Unfortunately, if you go back to the Start page and type "AAA," you'll probably see an ad.
Go back one more time to the Start screen and click through to the desktop. Note the new "faux" Start button. Click it-whoops, you're back on the Start page! Hit the Windows key to return to the desktop. From there, right-click the taskbar at the bottom of the screen, select Properties, and Navigation.
For me, this is the Windows 8.1 equivalent of the hidden screen in the Atari 2600 "Adventure" game. From here, you can select options to boot to the desktop, rearrange the Apps screen, and show the desktop background on the Start page, if you so wish. This doesn't add any functionality, per se, but certainly should make you feel right at home.
Finally, there are the apps. Most if not all of the standard Windows 8 apps have either been retooled or augmented to make them consistent with Windows 8.1. If you'd like an in-depth look at the new Windows 8.1 apps, Jared Newman has you covered, from Alarm to Reading List. And don't forget Internet Explorer 11 and SkyDrive, both of which have been beefed up for the new release, with both performance and feature enhancements.

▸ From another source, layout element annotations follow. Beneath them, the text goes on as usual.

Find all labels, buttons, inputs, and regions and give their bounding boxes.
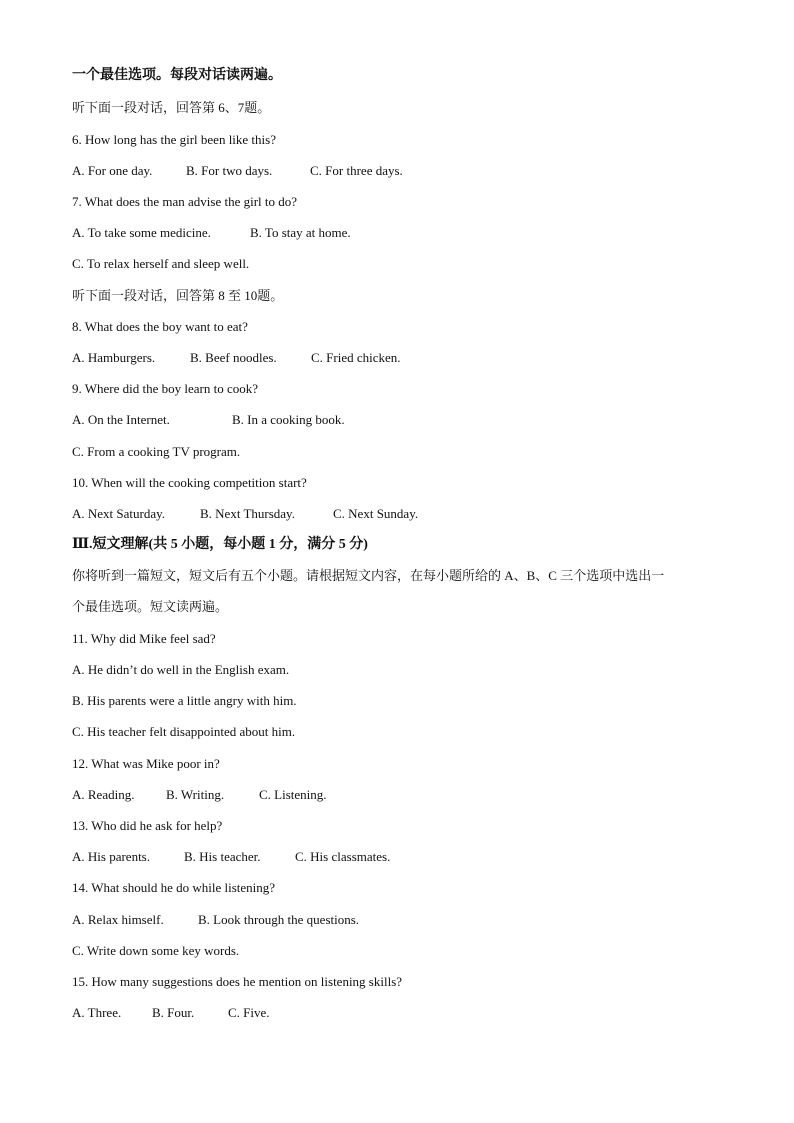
- options-15: [72, 1005, 270, 1021]
- option-15a: A. Three.: [72, 1005, 122, 1020]
- question-10: 10. When will the cooking competition start?: [72, 475, 307, 490]
- option-10c: C. Next Sunday.: [333, 506, 419, 521]
- options-10: [72, 506, 418, 522]
- option-8c: C. Fried chicken.: [311, 350, 401, 365]
- question-14: 14. What should he do while listening?: [72, 880, 276, 895]
- option-11b: B. His parents were a little angry with him.: [72, 693, 297, 708]
- heading-continuation: 一个最佳选项。每段对话读两遍。: [72, 68, 282, 83]
- option-6b: B. For two days.: [186, 163, 273, 178]
- options-9: [72, 412, 345, 428]
- option-7b: B. To stay at home.: [250, 225, 351, 240]
- option-13b: B. His teacher.: [184, 849, 261, 864]
- option-14a: A. Relax himself.: [72, 912, 164, 927]
- option-11c: C. His teacher felt disappointed about him.: [72, 724, 296, 739]
- option-15c: C. Five.: [228, 1005, 270, 1020]
- option-6a: A. For one day.: [72, 163, 153, 178]
- option-10b: B. Next Thursday.: [200, 506, 295, 521]
- question-7: 7. What does the man advise the girl to do?: [72, 194, 298, 209]
- options-12: [72, 787, 327, 803]
- section3-instruction-2: 个最佳选项。短文读两遍。: [72, 599, 229, 614]
- question-12: 12. What was Mike poor in?: [72, 756, 220, 771]
- intro-8-10: 听下面一段对话，回答第 8 至 10题。: [72, 288, 284, 303]
- option-14c: C. Write down some key words.: [72, 943, 240, 958]
- section3-instruction-1: 你将听到一篇短文，短文后有五个小题。请根据短文内容，在每小题所给的 A、B、C 三个选项中选出一: [72, 568, 665, 583]
- options-6: [72, 163, 403, 179]
- option-13a: A. His parents.: [72, 849, 150, 864]
- question-11: 11. Why did Mike feel sad?: [72, 631, 216, 646]
- option-9a: A. On the Internet.: [72, 412, 170, 427]
- options-13: [72, 849, 390, 865]
- question-6: 6. How long has the girl been like this?: [72, 132, 276, 147]
- option-8b: B. Beef noodles.: [190, 350, 277, 365]
- option-12a: A. Reading.: [72, 787, 135, 802]
- option-15b: B. Four.: [152, 1005, 195, 1020]
- options-7: [72, 225, 351, 241]
- option-13c: C. His classmates.: [295, 849, 391, 864]
- question-9: 9. Where did the boy learn to cook?: [72, 381, 259, 396]
- option-6c: C. For three days.: [310, 163, 403, 178]
- intro-6-7: 听下面一段对话，回答第 6、7题。: [72, 100, 271, 115]
- options-14: [72, 912, 359, 928]
- section3-title: Ⅲ.短文理解(共 5 小题，每小题 1 分，满分 5 分): [72, 537, 368, 552]
- option-10a: A. Next Saturday.: [72, 506, 166, 521]
- question-15: 15. How many suggestions does he mention on listening skills?: [72, 974, 403, 989]
- option-11a: A. He didn’t do well in the English exam.: [72, 662, 290, 677]
- question-8: 8. What does the boy want to eat?: [72, 319, 248, 334]
- option-8a: A. Hamburgers.: [72, 350, 156, 365]
- option-9b: B. In a cooking book.: [232, 412, 345, 427]
- question-13: 13. Who did he ask for help?: [72, 818, 223, 833]
- option-12c: C. Listening.: [259, 787, 327, 802]
- option-14b: B. Look through the questions.: [198, 912, 360, 927]
- option-9c: C. From a cooking TV program.: [72, 444, 241, 459]
- option-7c: C. To relax herself and sleep well.: [72, 256, 250, 271]
- options-8: [72, 350, 401, 366]
- option-12b: B. Writing.: [166, 787, 225, 802]
- option-7a: A. To take some medicine.: [72, 225, 211, 240]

One more note: So far, Stardock and some of the other developers who've designed custom solutions to "bring back" the Start menu and other legacy functionality haven't said what their plans are for the future, or even if the software will work with Windows 8. But Microsoft clearly hopes that its new improvements will make you forget about the competition. That doesn't mean that there aren't a few things we hope to see in Windows 8.2, too.